One major aspect of the project developed on the fly as the plan evolved to include expanding the four-lane highway to six lanes.

"We were seeing the traffic growth numbers and that the traffic projections were going up. If you're gonna do it (expand to six lanes), the time to do it is when you're doing a total reconstruction. It's kind of one of those things," said Paulson. "I think it was really a good value."

While IBM was more active during that time than it is now, the core driver of the project was Mayo Clinic as the top employer for the area and the primary reason people visit Rochester. That means Mayo Clinic was deeply involved with the ROC52 project.

"Obviously, Mayo is an engine of growth in the community. It's an extremely important asset to the community and to the state," said Paulson. "We worked very closely with Mayo. They were great to work with as we provided the information about what was going on in the project in weekly updates, so they could keep their employees and patients informed about what was going on with the project."

Mayo Clinic was also a prime driver in bringing air travel to Rochester. There was a landing field in Rochester as early as 1912.

In 1928, Mayo Foundation dedicated 285 acres as Lobb Field. Northwest Airways soon began flying Ford Trimotor airplanes to Rochester from its hub in St. Paul. Rochester was one of Northwest's first destinations.
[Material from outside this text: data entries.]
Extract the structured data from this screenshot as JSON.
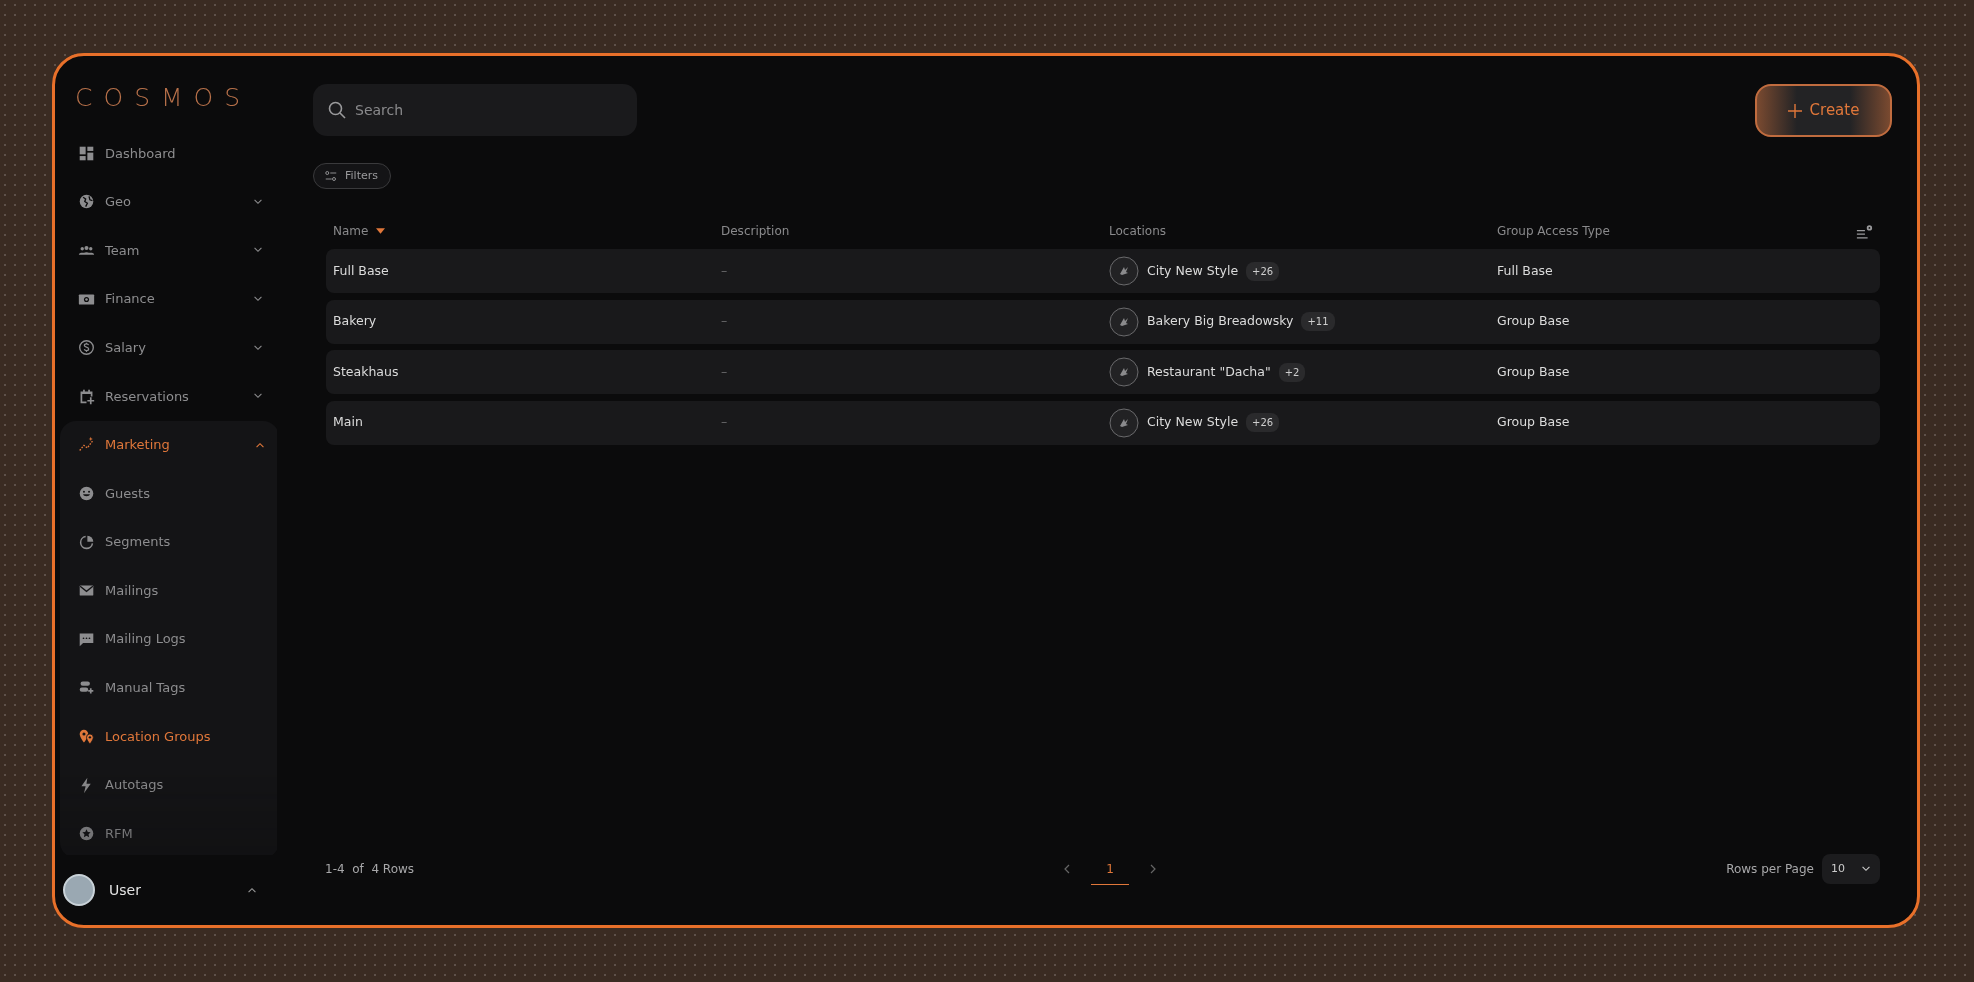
{
  "logo": "COSMOS",
  "sidebar": {
    "items": [
      {
        "label": "Dashboard",
        "selected": false
      },
      {
        "label": "Geo",
        "selected": false,
        "expanded": false
      },
      {
        "label": "Team",
        "selected": false,
        "expanded": false
      },
      {
        "label": "Finance",
        "selected": false,
        "expanded": false
      },
      {
        "label": "Salary",
        "selected": false,
        "expanded": false
      },
      {
        "label": "Reservations",
        "selected": false,
        "expanded": false
      },
      {
        "label": "Marketing",
        "selected": true,
        "expanded": true,
        "children": [
          {
            "label": "Guests",
            "selected": false
          },
          {
            "label": "Segments",
            "selected": false
          },
          {
            "label": "Mailings",
            "selected": false
          },
          {
            "label": "Mailing Logs",
            "selected": false
          },
          {
            "label": "Manual Tags",
            "selected": false
          },
          {
            "label": "Location Groups",
            "selected": true
          },
          {
            "label": "Autotags",
            "selected": false
          },
          {
            "label": "RFM",
            "selected": false
          }
        ]
      }
    ],
    "user": {
      "name": "User",
      "expanded": true
    }
  },
  "search": {
    "placeholder": "Search"
  },
  "create_button": "Create",
  "filters_button": "Filters",
  "table": {
    "columns": [
      {
        "label": "Name",
        "sorted": true
      },
      {
        "label": "Description",
        "sorted": false
      },
      {
        "label": "Locations",
        "sorted": false
      },
      {
        "label": "Group Access Type",
        "sorted": false
      }
    ],
    "rows": [
      {
        "name": "Full Base",
        "description": "–",
        "location": "City New Style",
        "more": "+26",
        "access": "Full Base"
      },
      {
        "name": "Bakery",
        "description": "–",
        "location": "Bakery Big Breadowsky",
        "more": "+11",
        "access": "Group Base"
      },
      {
        "name": "Steakhaus",
        "description": "–",
        "location": "Restaurant \"Dacha\"",
        "more": "+2",
        "access": "Group Base"
      },
      {
        "name": "Main",
        "description": "–",
        "location": "City New Style",
        "more": "+26",
        "access": "Group Base"
      }
    ]
  },
  "footer": {
    "range": "1-4  of  4 Rows",
    "pages": [
      {
        "label": "1",
        "selected": true
      }
    ],
    "rows_per_page_label": "Rows per Page",
    "rows_per_page": "10"
  }
}
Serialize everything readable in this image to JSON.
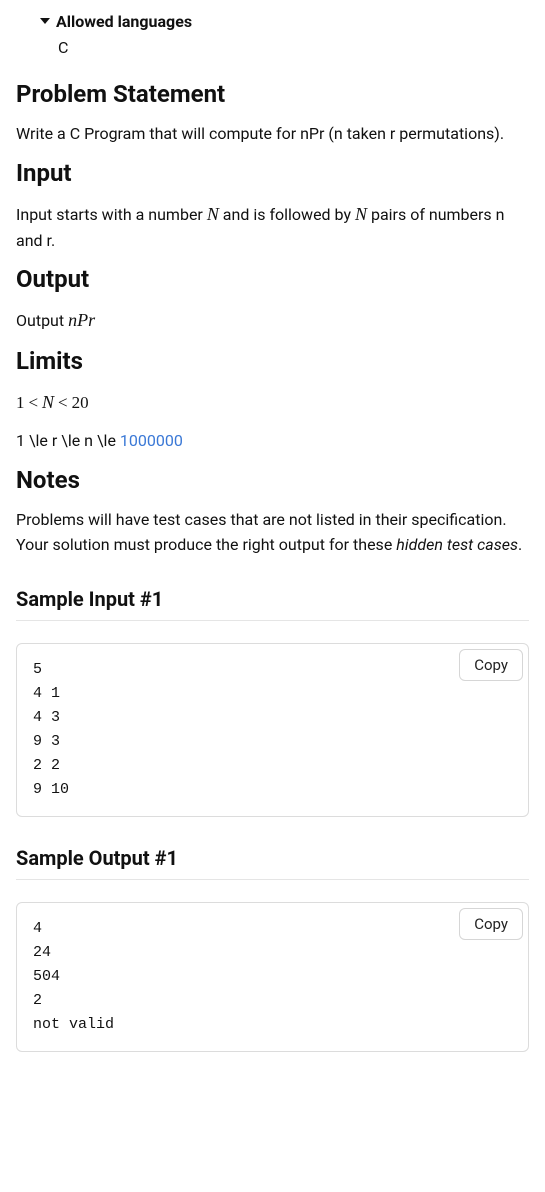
{
  "allowed": {
    "title": "Allowed languages",
    "body": "C"
  },
  "headings": {
    "problem": "Problem Statement",
    "input": "Input",
    "output": "Output",
    "limits": "Limits",
    "notes": "Notes",
    "sample_input_1": "Sample Input #1",
    "sample_output_1": "Sample Output #1"
  },
  "problem_text": "Write a C Program that will compute for nPr (n taken r permutations).",
  "input_text_pre": "Input starts with a number ",
  "input_text_mid1": " and is followed by ",
  "input_text_post": " pairs of numbers n and r.",
  "output_text_pre": "Output ",
  "output_nPr_n": "n",
  "output_nPr_P": "P",
  "output_nPr_r": "r",
  "limits_line1_pre": "1",
  "limits_line1_lt1": "<",
  "limits_line1_N": "N",
  "limits_line1_lt2": "<",
  "limits_line1_post": "20",
  "limits_line2_pre": "1 \\le r \\le n \\le ",
  "limits_line2_link": "1000000",
  "notes_text_pre": "Problems will have test cases that are not listed in their specification. Your solution must produce the right output for these ",
  "notes_text_italic": "hidden test cases",
  "notes_text_post": ".",
  "math_N": "N",
  "copy_label": "Copy",
  "sample_input_1_code": "5\n4 1\n4 3\n9 3\n2 2\n9 10",
  "sample_output_1_code": "4\n24\n504\n2\nnot valid"
}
"There's actually a carving of a Ford Trimotor airplane on an exterior wall of the Plummer Building. That was the first plane that landed at the airport," Dacy pointed out. "So you can say that Mayo Clinic's commitment to air travel is literally carved in stone."

During World War II, the Army Air Corps conducted training at the airport. The Fontana School of Aeronautics provided contract glider training to the U.S. Army Air Forces between 1942 and 1944, using primarily C-47 Skytrains and Waco CG-4 unpowered gliders.
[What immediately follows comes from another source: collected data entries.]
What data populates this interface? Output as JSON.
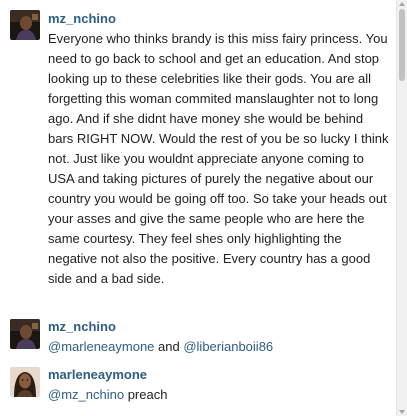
{
  "colors": {
    "username": "#2e5e86",
    "mention": "#2e5e86",
    "text": "#222222",
    "background": "#ffffff"
  },
  "comments": [
    {
      "avatar_icon": "avatar-dark-portrait",
      "username": "mz_nchino",
      "text": "Everyone who thinks brandy is this miss fairy princess. You need to go back to school and get an education. And stop looking up to these celebrities like their gods. You are all forgetting this woman commited manslaughter not to long ago. And if she didnt have money she would be behind bars RIGHT NOW. Would the rest of you be so lucky I think not. Just like you wouldnt appreciate anyone coming to USA and taking pictures of purely the negative about our country you would be going off too. So take your heads out your asses and give the same people who are here the same courtesy. They feel shes only highlighting the negative not also the positive. Every country has a good side and a bad side."
    },
    {
      "avatar_icon": "avatar-dark-portrait",
      "username": "mz_nchino",
      "mention_1": "@marleneaymone",
      "joiner": " and ",
      "mention_2": "@liberianboii86"
    },
    {
      "avatar_icon": "avatar-woman-portrait",
      "username": "marleneaymone",
      "mention_1": "@mz_nchino",
      "text": " preach"
    }
  ]
}
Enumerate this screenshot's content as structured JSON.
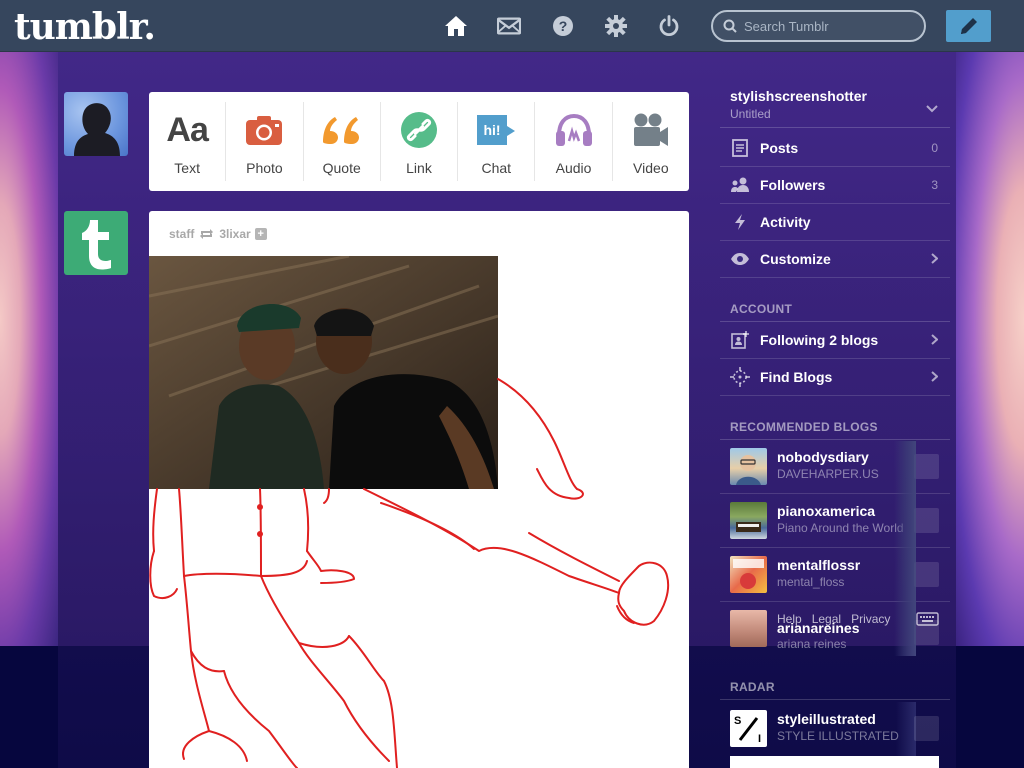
{
  "header": {
    "logo": "tumblr.",
    "search_placeholder": "Search Tumblr",
    "nav": [
      "home-icon",
      "mail-icon",
      "help-icon",
      "gear-icon",
      "power-icon"
    ],
    "compose_icon": "pencil-icon",
    "bg_color": "#36465d",
    "compose_color": "#529ecc"
  },
  "post_types": [
    {
      "label": "Text",
      "icon": "text-icon",
      "color": "#444444"
    },
    {
      "label": "Photo",
      "icon": "camera-icon",
      "color": "#d95e40"
    },
    {
      "label": "Quote",
      "icon": "quote-icon",
      "color": "#f2992e"
    },
    {
      "label": "Link",
      "icon": "link-icon",
      "color": "#56bc8a"
    },
    {
      "label": "Chat",
      "icon": "chat-icon",
      "color": "#529ecc"
    },
    {
      "label": "Audio",
      "icon": "headphones-icon",
      "color": "#a77dc2"
    },
    {
      "label": "Video",
      "icon": "video-camera-icon",
      "color": "#748089"
    }
  ],
  "post": {
    "author": "staff",
    "reblogged_from": "3lixar"
  },
  "sidebar": {
    "blog_name": "stylishscreenshotter",
    "blog_title": "Untitled",
    "items": [
      {
        "label": "Posts",
        "count": "0",
        "icon": "posts-icon"
      },
      {
        "label": "Followers",
        "count": "3",
        "icon": "followers-icon"
      },
      {
        "label": "Activity",
        "icon": "activity-icon"
      },
      {
        "label": "Customize",
        "icon": "eye-icon"
      }
    ],
    "account_title": "ACCOUNT",
    "account_items": [
      {
        "label": "Following 2 blogs",
        "icon": "following-icon"
      },
      {
        "label": "Find Blogs",
        "icon": "find-blogs-icon"
      }
    ],
    "recommended_title": "RECOMMENDED BLOGS",
    "recommended": [
      {
        "name": "nobodysdiary",
        "sub": "DAVEHARPER.US"
      },
      {
        "name": "pianoxamerica",
        "sub": "Piano Around the World"
      },
      {
        "name": "mentalflossr",
        "sub": "mental_floss"
      },
      {
        "name": "arianareines",
        "sub": "ariana reines"
      }
    ],
    "footer_links": [
      "Help",
      "Legal",
      "Privacy"
    ],
    "radar_title": "RADAR",
    "radar": {
      "name": "styleillustrated",
      "sub": "STYLE ILLUSTRATED"
    }
  }
}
Mayo Clinic researchers helped develop key aviation gear for the U.S. military. One was the A-14 mask, a device that provided the pilot with supplemental oxygen at oxygen-depriving altitudes. The other was the famous G suit.

At 2 Gs, a pilot feels twice his body weight pushing him against his seat. At 3 Gs, he feels triple the weight. As G-forces rise, it becomes harder for the heart to pump blood to the head, resulting in a lack of oxygen to the brain and loss of consciousness.

At Mayo Clinic, a

centrifuge was built to measure and observe these forces on the human body, which led to the creation of a G suit for pilots.

That was an early example of Mayo Clinic working with the Department of Defense, which is a relationship that continues today.

Eventually, a new airport — the Rochester International Airport — replaced the original airfield. Mayo Clinic gifted the property to the city of Rochester. However, Mayo Clinic manages it through its Rochester Airport Co. firm.

Today's airport includes a U.S. Customs office and can handle large commercial and private planes. Many international patients, particularly from the Middle East and Europe, use large personal planes to travel to Rochester for treatment at Mayo Clinic.

Looking to the future, Mayo Clinic leaders have always considered an active airport to be crucial to the clinic's future. In July 1939, Dr. William J. Mayo was dying of stomach cancer. He wrote a note about what the clinic needed to be successful and expanding the airport was the first item.

"Literally on his deathbed, one of the last commands he issued was not directly about the clinic or the laboratories, as important as they were. He wrote 'Expand the airport.' That's almost counterintuitive. The CEO is dying and the last thing he says is 'Expand the airport,' because he knew that that was the engine of growth," said Dacy.

Looking back through Mayo Clinic's history, its growth has always been tied closely to the growth of Rochester. The Destination Medical Center campaign is a good example of that as was the construction of the now-iconic Gonda Building in 2001.

"Mayo will continue to invest and grow in Rochester. And that's just fundamental. It is a cycle. It has been about 20 years since the Gonda Building. You can set your watch by it. Here we are again with another major expansion (the $5 billion Mayo Clinic Bold. Forward. Unbound project)," said Dacy. "At the fundamental level, it's a pattern of commitment that you're seeing lived out over and over again."